Note: Recompile with -Xlint:deprecation for details.
adding: apriori/(in = 0) (out= 0)(stored 0%)
adding: apriori/AprioriPass1Mapper.class(in = 2060) (out= 914)(deflated 55%)
adding: apriori/AprioriReducer.class(in = 2320) (out= 1013)(deflated 56%)
adding: apriori/AprioriPassKMapper.class(in = 4613) (out= 2128)(deflated 53%)
adding: apriori/AprioriDriver.class(in = 3351) (out= 1734)(deflated 48%)
adding: utils/(in = 0) (out= 0)(stored 0%)
adding: utils/AprioriUtils.class(in = 3058) (out= 1666)(deflated 45%)
adding: trie/(in = 0) (out= 0)(stored 0%)
adding: trie/TrieNode.class(in = 1179) (out= 670)(deflated 43%)
adding: trie/Trie.class(in = 1795) (out= 961)(deflated 46%)
adding: list/(in = 0) (out= 0)(stored 0%)
adding: list/ItemSet.class(in = 1300) (out= 748)(deflated 42%)
adding: list/Transaction.class(in = 957) (out= 565)(deflated 40%)
Third, enter the folloing command:
hdfs dfs -put dataset/[dataset-file]
(you can check if the file is stored in hdfs with the following command: hdfs dfs -ls)
Fourth, enter the folloing command:
hadoop jar HadoopBasedApriori.jar apriori.AprioriDriver [dataset file] [output file] [numPass] [minSup] [number of Transaction]
(Actually, [output file] is prefix output filename)
After running the above command, you can see the result. (hdfs://[output file]/part-r-00000)
hdfs dfs -cat output[passnum]/part-r-00000
You can also copy files to the local file system
hdfs dfs -get output[passnum]
Note: If you use the same output filename, you should always remove the output file before starting the mapReduce
hdfs dfs -rmr [remove file]
hdfs instruction : https://hadoop.apache.org/docs/r2.7.3/hadoop-project-dist/hadoop-common/FileSystemShell.html#get
********
4. DataSet
********
1. sample
number of transaction : 6
2. mushroom.dat
number of transaction : 8124
3. retail.dat
number of transaction : 88162
4. connect.dat
number of transaction : 67557
********
4. Usage Examples
********
hdfs dfs -put dataSet/sample
hadoop jar HadoopBasedApriori.jar apriori.AprioriDriver sample output 3 0.5 6
minsup = 50%
output1/part-r-00000
[1] 4
[2] 6
[3] 4
[5] 5
output2/part-r-00000
[1, 2] 4
[1, 3] 3
[1, 5] 3
[2, 3] 4
[2, 5] 5
[3, 5] 3
output3/part-r-00000
[1, 2, 3] 3
[1, 2, 5] 3
[2, 3, 5] 3
hdfs dfs -put dataSet/mushroom.dat
hadoop jar HadoopBasedApriori.jar apriori.AprioriDriver mushroom.dat output 5 0.5 8124
.
.
output5/part-r-00000
[24, 34, 85, 86, 90] 4208
[34, 36, 39, 85, 86] 4346
[34, 36, 59, 85, 86] 4232
[34, 36, 85, 86, 90] 6272
[34, 39, 85, 86, 90] 4784
[34, 53, 85, 86, 90] 4608
[34, 59, 85, 86, 90] 4544
[34, 63, 85, 86, 90] 4304
********
5. Requirements
*********
- You need to fill in the blanks in the template code.
(Search the string 'COMPLETE' which marks the places where you need to implement your code)
- You must write a report describing your implementation. The report need to be in word format or pdf format.
- You must name your submission file as following:
hw4_studentNumber.tar, hw4_studentNumber.pdf (or .docx)
and submit both files (hw4_studentNumber.tar, hw4_studentNumber.pdf)
- You must fully describe the code you have implemented.
- You must test how much solution space is reduced by pruning.

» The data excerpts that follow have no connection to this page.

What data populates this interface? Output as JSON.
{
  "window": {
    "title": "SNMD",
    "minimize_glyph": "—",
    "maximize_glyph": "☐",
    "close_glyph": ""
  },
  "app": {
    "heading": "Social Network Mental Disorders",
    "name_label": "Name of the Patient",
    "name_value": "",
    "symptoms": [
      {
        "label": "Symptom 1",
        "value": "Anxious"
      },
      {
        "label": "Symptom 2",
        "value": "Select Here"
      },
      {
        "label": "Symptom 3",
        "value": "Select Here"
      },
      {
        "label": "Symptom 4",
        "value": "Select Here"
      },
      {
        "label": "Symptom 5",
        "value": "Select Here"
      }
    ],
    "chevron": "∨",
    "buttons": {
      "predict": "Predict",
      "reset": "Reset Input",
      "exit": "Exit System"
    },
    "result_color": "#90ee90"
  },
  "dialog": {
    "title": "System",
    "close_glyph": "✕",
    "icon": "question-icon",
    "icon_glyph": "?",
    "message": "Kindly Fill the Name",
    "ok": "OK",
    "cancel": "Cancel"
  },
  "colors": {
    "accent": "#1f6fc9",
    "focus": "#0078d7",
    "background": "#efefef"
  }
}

- You must think about why consider generating (k+1)-newItemSet only for the same thing up to (k-1) consecutively in self-joining step.
*********
6. Submission
*********
You must submit the report for this assignment as well as your source code.
The report must be in PDF/Word format and include the following :
- Describe the code you have implemented.
- Test how much solution space is reduced by pruning.
- Describe why we consider generating (k+1)-newItemSet only for the same thing up to (k-1) consecutively in self-joining step.